Il obéit. Il était blond, très jeune, beau, mais les traits tirés et les yeux creux.
« Si nous nous rendons, aurons-nous la vie sauve ?
— Vous serez jugés. Si vous ne vous rendez pas, vous serez tous morts avant une heure. Livrez-nous les Honneger, sortez sur la pelouse, les mains en l’air.
— Charles Honneger est mort. Nous avons dû assommer son père, mais il est vivant. Il a tiré sur nous quand nous avons hissé le drapeau blanc.
— Et les jeunes filles ?
— Elles sont dans la cave avec Ida — avec Mlle Honneger et Madeline Ducher.
— Saines et sauves ? »
Il haussa les épaules.
« Ça va. Compris. »
TROISIÈME PARTIE
LA CONQUÊTE
Sans incident, les douze survivants s’alignèrent sur la pelouse, les mains derrière la nuque, les armes jetées à terre. Les deux derniers avaient porté Honneger, encore inconscient. Il fut soigneusement gardé à vue. Mitraillette au poing, je pénétrai dans le château avec Michel sous la conduite d’un prisonnier.

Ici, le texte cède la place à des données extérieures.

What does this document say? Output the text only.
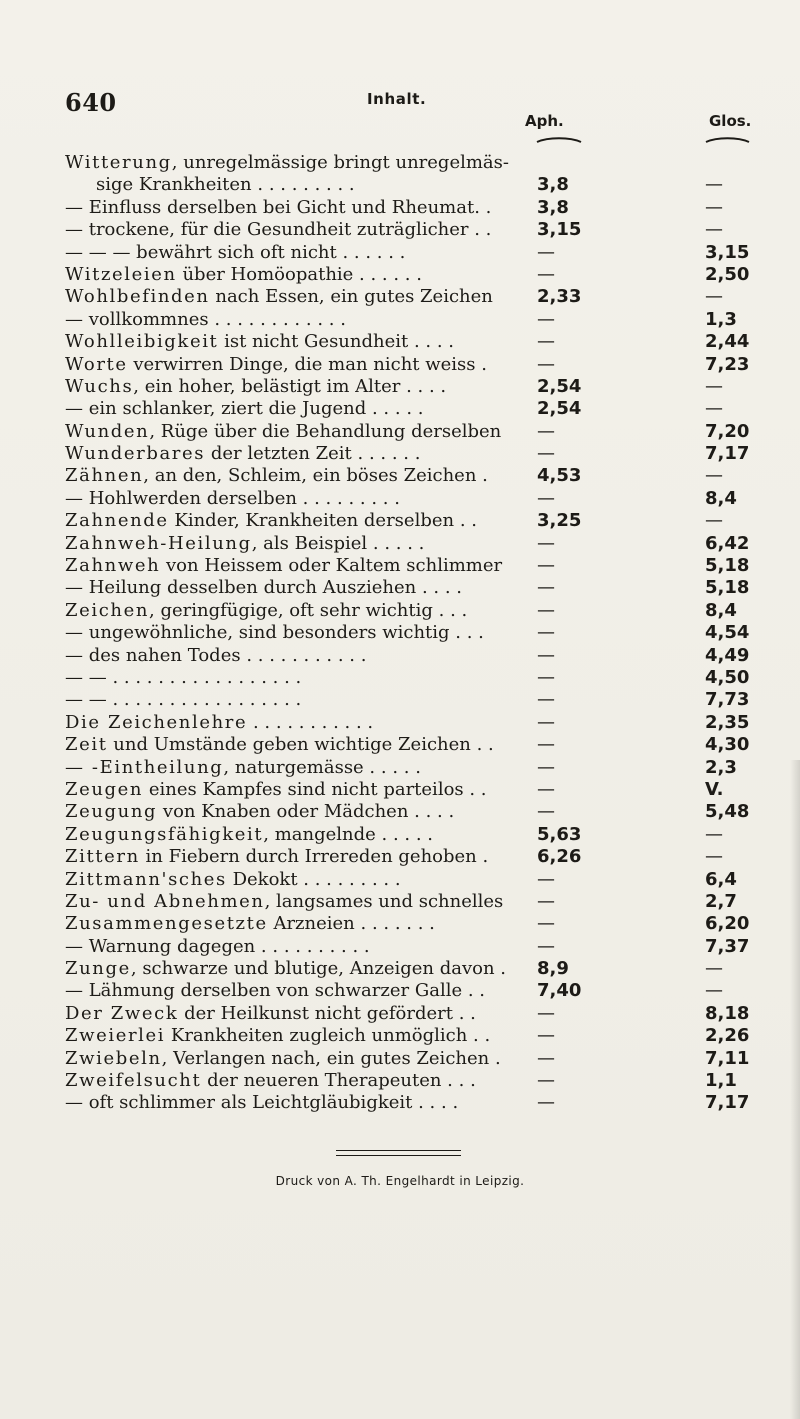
640	Inhalt.
Aph.	Glos.
Witterung, unregelmässige bringt unregelmäs-
sige Krankheiten . . . . . . . . .	3,8	—
— Einfluss derselben bei Gicht und Rheumat. .	3,8	—
— trockene, für die Gesundheit zuträglicher . .	3,15	—
— — — bewährt sich oft nicht . . . . . .	—	3,15
Witzeleien über Homöopathie . . . . . .	—	2,50
Wohlbefinden nach Essen, ein gutes Zeichen	2,33	—
— vollkommnes . . . . . . . . . . . .	—	1,3
Wohlleibigkeit ist nicht Gesundheit . . . .	—	2,44
Worte verwirren Dinge, die man nicht weiss .	—	7,23
Wuchs, ein hoher, belästigt im Alter . . . .	2,54	—
— ein schlanker, ziert die Jugend . . . . .	2,54	—
Wunden, Rüge über die Behandlung derselben	—	7,20
Wunderbares der letzten Zeit . . . . . .	—	7,17
Zähnen, an den, Schleim, ein böses Zeichen .	4,53	—
— Hohlwerden derselben . . . . . . . . .	—	8,4
Zahnende Kinder, Krankheiten derselben . .	3,25	—
Zahnweh-Heilung, als Beispiel . . . . .	—	6,42
Zahnweh von Heissem oder Kaltem schlimmer	—	5,18
— Heilung desselben durch Ausziehen . . . .	—	5,18
Zeichen, geringfügige, oft sehr wichtig . . .	—	8,4
— ungewöhnliche, sind besonders wichtig . . .	—	4,54
— des nahen Todes . . . . . . . . . . .	—	4,49
— — . . . . . . . . . . . . . . . . .	—	4,50
— — . . . . . . . . . . . . . . . . .	—	7,73
Die Zeichenlehre . . . . . . . . . . .	—	2,35
Zeit und Umstände geben wichtige Zeichen . .	—	4,30
— -Eintheilung, naturgemässe . . . . .	—	2,3
Zeugen eines Kampfes sind nicht parteilos . .	—	V.
Zeugung von Knaben oder Mädchen . . . .	—	5,48
Zeugungsfähigkeit, mangelnde . . . . .	5,63	—
Zittern in Fiebern durch Irrereden gehoben .	6,26	—
Zittmann'sches Dekokt . . . . . . . . .	—	6,4
Zu- und Abnehmen, langsames und schnelles	—	2,7
Zusammengesetzte Arzneien . . . . . . .	—	6,20
— Warnung dagegen . . . . . . . . . .	—	7,37
Zunge, schwarze und blutige, Anzeigen davon .	8,9	—
— Lähmung derselben von schwarzer Galle . .	7,40	—
Der Zweck der Heilkunst nicht gefördert . .	—	8,18
Zweierlei Krankheiten zugleich unmöglich . .	—	2,26
Zwiebeln, Verlangen nach, ein gutes Zeichen .	—	7,11
Zweifelsucht der neueren Therapeuten . . .	—	1,1
— oft schlimmer als Leichtgläubigkeit . . . .	—	7,17
Druck von A. Th. Engelhardt in Leipzig.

L’intérieur était dans un état pitoyable. Les toiles de maîtres, accrochées, dans des cadres luxueux, aux murs du salon, pendaient lamentablement crevées. Deux extincteurs à mousse carbonique, vides, témoignaient qu’un début d’incendie avait été éteint. Nous trouvâmes le cadavre de Charles Honneger, à demi coupé en deux, dans le vestibule, dont le parquet et les murs étaient incrustés d’éclats. Par un escalier de pierre, en colimaçon, nous descendîmes à la cave, dont la porte de fer sonnait sous des coups frappés de l’intérieur. À peine fût-elle entrebâillée qu’Ida Honneger en jaillit. Michel la happa par le poignet.
« Où allez-vous ?
— Mon père ? Mon frère ?
— Votre frère est mort. Votre père … Il est encore vivant.

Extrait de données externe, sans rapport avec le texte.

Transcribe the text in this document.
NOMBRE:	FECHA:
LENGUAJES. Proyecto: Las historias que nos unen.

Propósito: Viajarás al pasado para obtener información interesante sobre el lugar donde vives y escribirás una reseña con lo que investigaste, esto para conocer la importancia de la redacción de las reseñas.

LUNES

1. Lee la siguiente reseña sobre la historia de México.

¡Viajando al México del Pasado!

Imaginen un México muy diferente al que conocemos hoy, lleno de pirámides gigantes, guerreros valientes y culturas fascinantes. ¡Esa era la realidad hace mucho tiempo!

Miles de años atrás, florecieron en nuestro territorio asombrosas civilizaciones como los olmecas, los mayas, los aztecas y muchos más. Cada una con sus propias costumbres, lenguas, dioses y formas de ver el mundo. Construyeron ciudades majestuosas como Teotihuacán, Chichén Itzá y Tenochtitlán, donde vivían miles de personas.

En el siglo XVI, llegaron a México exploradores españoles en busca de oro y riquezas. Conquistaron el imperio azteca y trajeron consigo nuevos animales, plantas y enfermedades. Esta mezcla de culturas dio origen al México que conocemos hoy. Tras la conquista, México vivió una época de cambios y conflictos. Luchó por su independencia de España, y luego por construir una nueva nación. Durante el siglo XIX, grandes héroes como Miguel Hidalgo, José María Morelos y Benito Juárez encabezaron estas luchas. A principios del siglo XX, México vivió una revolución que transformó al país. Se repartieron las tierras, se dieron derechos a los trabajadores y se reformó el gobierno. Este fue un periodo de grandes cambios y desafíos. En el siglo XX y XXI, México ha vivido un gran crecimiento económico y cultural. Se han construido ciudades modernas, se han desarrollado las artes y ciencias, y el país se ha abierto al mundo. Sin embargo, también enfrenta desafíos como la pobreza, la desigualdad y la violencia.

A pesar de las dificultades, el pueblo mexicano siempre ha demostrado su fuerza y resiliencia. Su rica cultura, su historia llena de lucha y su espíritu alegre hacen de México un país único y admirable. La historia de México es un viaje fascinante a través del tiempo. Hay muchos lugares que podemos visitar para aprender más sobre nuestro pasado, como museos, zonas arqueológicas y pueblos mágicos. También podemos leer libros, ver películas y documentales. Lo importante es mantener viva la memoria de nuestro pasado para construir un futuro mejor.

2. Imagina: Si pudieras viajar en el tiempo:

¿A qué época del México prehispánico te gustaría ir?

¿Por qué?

— Vous n’allez pas le tuer ?
— Mademoiselle, dis-je, une dizaine de nos hommes sont morts à cause de lui — sans compter les vôtres.
— Oh ! C’est affreux. Pourquoi ont-ils fait cela, pourquoi ? dit-elle, fondant en larmes.
— C’est encore un mystère pour nous, répondit Michel. Où sont les jeunes filles qu’ils avaient enlevées ? Et Mlle … enfin, la star !
— Mad Ducher ? Là, dans la cave. Les autres sont enfermées dans l’autre cave, à gauche, je crois. »
Nous pénétrâmes dans le souterrain. Une lampe à pétrole l’éclairait vaguement. Madeline Ducher était assise dans un coin, très pâle.
« Elle ne doit pas avoir la conscience très tranquille, dit Michel, qui ajouta rudement: Levez-vous et sortez. »
Nous délivrâmes les trois villageoises. Remonté au rez-de-chaussée, je trouvai Louis, arrivé avec le reste du Conseil.